The films are inspired by the historical fiction of Irish storyteller and historian Mike Burns. One night, MacLeod saw Burns perform at the Hudson Village Theatre where he told the story of Murdo MacLeod, a Scottish immigrant who makes contact with the Abenaki people. Moved by the tale, MacLeod and Burns collaborated to make it into a film. The Saga of Murdo MacLeod and His First Contact with the Abenaki, one of the four instalments of the story, was released in 2012 and features MacLeod’s animations.
“This is an exploration of who we are as a country,” MacLeod said. He added that the history of First Nations in Canada has been largely ignored in the education system for many years, and that only recently have their stories been incorporated into the curriculum.
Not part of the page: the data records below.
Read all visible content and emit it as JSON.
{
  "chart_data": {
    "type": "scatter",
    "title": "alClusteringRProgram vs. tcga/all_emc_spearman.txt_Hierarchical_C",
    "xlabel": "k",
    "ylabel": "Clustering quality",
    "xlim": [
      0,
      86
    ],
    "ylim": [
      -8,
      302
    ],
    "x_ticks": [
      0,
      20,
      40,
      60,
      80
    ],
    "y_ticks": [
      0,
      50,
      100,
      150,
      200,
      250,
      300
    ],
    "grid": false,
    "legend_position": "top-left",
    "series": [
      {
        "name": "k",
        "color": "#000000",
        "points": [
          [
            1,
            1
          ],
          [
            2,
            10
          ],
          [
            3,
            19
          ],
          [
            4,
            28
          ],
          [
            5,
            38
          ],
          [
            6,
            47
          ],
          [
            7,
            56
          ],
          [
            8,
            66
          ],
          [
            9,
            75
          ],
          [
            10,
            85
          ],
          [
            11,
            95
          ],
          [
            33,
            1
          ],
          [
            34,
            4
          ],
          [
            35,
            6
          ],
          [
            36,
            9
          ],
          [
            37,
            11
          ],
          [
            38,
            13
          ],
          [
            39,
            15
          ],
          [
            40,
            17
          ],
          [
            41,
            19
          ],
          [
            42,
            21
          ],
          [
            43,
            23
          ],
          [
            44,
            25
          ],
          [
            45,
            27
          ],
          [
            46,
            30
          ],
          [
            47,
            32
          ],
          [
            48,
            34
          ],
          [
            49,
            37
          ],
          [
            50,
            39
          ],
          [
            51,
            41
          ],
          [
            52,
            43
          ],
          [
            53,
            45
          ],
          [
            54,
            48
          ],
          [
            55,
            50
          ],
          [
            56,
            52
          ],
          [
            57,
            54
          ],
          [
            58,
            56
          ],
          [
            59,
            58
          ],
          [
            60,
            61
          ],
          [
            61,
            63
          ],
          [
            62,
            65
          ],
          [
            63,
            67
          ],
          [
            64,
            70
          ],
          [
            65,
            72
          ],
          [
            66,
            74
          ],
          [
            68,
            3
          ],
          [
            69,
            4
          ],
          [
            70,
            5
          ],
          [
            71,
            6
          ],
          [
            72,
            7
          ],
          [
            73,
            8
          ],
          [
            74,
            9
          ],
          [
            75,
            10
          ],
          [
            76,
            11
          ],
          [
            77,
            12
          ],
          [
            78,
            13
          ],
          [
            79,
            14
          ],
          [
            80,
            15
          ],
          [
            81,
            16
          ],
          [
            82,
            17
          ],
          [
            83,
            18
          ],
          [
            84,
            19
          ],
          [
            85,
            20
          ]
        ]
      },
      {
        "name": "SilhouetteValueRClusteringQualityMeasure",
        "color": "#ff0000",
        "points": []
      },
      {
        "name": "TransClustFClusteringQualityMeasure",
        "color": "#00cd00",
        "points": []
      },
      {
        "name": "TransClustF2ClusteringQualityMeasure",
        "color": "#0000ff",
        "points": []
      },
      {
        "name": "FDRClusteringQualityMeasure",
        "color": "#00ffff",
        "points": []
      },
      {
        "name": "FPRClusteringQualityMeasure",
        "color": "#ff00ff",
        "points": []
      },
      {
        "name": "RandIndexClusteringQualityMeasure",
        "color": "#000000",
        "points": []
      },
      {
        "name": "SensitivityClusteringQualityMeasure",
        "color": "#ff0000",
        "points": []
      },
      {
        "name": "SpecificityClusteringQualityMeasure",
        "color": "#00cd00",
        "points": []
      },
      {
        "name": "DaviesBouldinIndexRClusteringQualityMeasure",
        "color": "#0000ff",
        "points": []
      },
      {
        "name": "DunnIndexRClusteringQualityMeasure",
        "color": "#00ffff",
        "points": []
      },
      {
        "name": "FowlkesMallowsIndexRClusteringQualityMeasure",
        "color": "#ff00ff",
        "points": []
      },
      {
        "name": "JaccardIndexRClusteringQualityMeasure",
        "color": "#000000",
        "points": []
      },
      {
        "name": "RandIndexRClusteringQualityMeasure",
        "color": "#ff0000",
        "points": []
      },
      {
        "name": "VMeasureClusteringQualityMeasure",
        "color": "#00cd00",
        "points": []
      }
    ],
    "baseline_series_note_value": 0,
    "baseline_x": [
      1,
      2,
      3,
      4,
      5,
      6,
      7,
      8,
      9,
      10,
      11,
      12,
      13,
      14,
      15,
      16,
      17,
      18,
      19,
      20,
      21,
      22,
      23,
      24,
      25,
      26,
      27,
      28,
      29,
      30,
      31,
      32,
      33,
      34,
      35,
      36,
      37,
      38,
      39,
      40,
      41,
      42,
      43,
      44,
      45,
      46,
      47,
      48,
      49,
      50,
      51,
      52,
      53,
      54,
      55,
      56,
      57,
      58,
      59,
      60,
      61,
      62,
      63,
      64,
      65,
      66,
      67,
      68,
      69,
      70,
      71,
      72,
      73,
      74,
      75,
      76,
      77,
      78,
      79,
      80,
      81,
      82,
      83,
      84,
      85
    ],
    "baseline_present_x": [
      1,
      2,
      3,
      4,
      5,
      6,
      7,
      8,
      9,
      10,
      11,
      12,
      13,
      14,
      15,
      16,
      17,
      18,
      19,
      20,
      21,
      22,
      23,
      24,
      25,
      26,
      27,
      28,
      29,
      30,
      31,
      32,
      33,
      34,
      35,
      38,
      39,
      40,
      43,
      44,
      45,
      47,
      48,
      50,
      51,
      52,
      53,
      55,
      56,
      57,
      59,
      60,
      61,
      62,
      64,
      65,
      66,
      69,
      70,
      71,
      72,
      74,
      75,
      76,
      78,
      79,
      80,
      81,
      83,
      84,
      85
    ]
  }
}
Each film tells a different story, featuring the tales of Irish and Scottish immigrants, French Canadian and Abenaki people. The series was funded in part by the National Film Board of Canada.
MacLeod has also created educational resources that can be used to facilitate class discussions. For example, there are questions students can ponder before watching the films, after the screening as well as suggested follow-up projects. These resources come as special features in the DVD box set, but can also be downloaded free on The Water of Life website.
“This is a good entry point for students to learn about these groups,” he said. “In order to have reconciliation, we need to have truth.”
MacLeod just released his latest short film First Contact: which chronicles the story of the Viking encounter with the Beothuk people of Newfoundland. Other future short films are in development, one about the history of the English in Quebec and another about an American traveler.
The series was also made into a full-length film that was screened at several film festivals in the Netherlands and Canada. The four-part box set is available for purchase online by individuals or teachers who would like to use them as educational tools.